Detroit’s Protomartyr arrived in LA in support of their latest LP Relatives In Descent. Performing rollicking singles like “Don’t Go To Anacita,” “A Private Understanding,” and “Come & See,” the four-piece unit was a well-oiled machine, with leader Joe Casey’s diaristic lyrics and vocals exploring existential dread driving the power and angst of the band’s tight melodies. Beer after beer and running out of explanations for why the audience should go see the film The Hurricane Heist, he jokingly expressed his dismay to be performing the next song in the set – another example of the band’s penchant for bitingly satirical observations. By the time they arrived to “Half Sister,” it was easy to feel fully-enveloped in their sharp post-punk sensibilities.

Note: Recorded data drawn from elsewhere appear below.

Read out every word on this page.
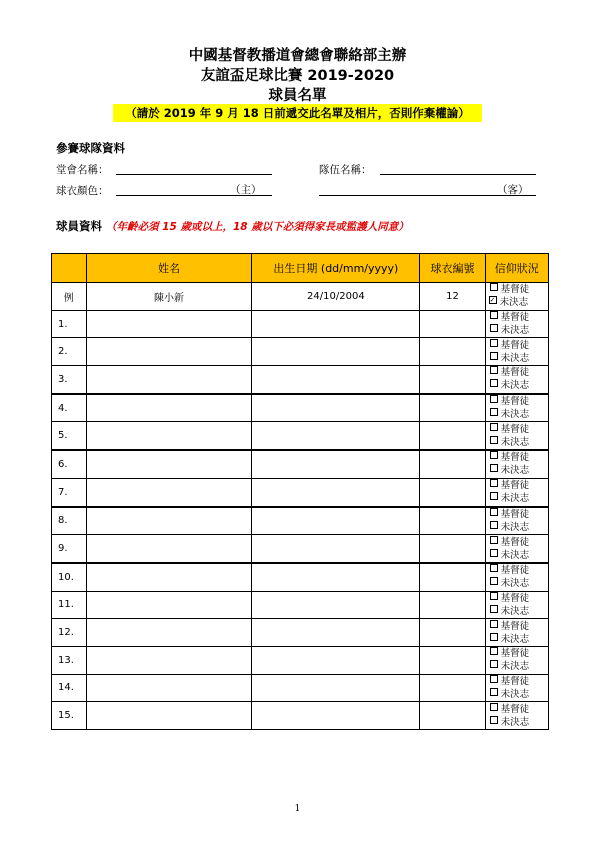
中國基督教播道會總會聯絡部主辦
友誼盃足球比賽 2019-2020
球員名單
（請於 2019 年 9 月 18 日前遞交此名單及相片，否則作棄權論）
參賽球隊資料
堂會名稱：	隊伍名稱：
球衣顏色：	（主）	（客）
球員資料 （年齡必須 15 歲或以上，18 歲以下必須得家長或監護人同意）
	姓名	出生日期 (dd/mm/yyyy)	球衣編號	信仰狀況
例	陳小新	24/10/2004	12	基督徒
✓未決志

1.				基督徒
未決志

2.				基督徒
未決志

3.				基督徒
未決志

4.				基督徒
未決志

5.				基督徒
未決志

6.				基督徒
未決志

7.				基督徒
未決志

8.				基督徒
未決志

9.				基督徒
未決志

10.				基督徒
未決志

11.				基督徒
未決志

12.				基督徒
未決志

13.				基督徒
未決志

14.				基督徒
未決志

15.				基督徒
未決志
1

As part of their last show touring with Protomartyr, the UK’s Shame saw perhaps the most energy of the evening, playing tracks from their debut LP Songs of Praise and literally throwing themselves across the stage and into the crowd. Lead vocalist Charlie Steen was up-front and center and implored us to get closer to the stage, ramping up “Concrete” and “Gold Hole” by crowd surfing and pouring water on the ever-growing mosh pit. Bassist Josh Finerty flew into the air and lay playing on the ground. It was raucous and cantankerous and utterly joyful, and with two band members celebrating birthdays (cake was brought out on stage), it made for a memorable farewell to LA until next time.
LA’s own GLAARE opened the night with dark wave vibes from their LP To Deaf and Day.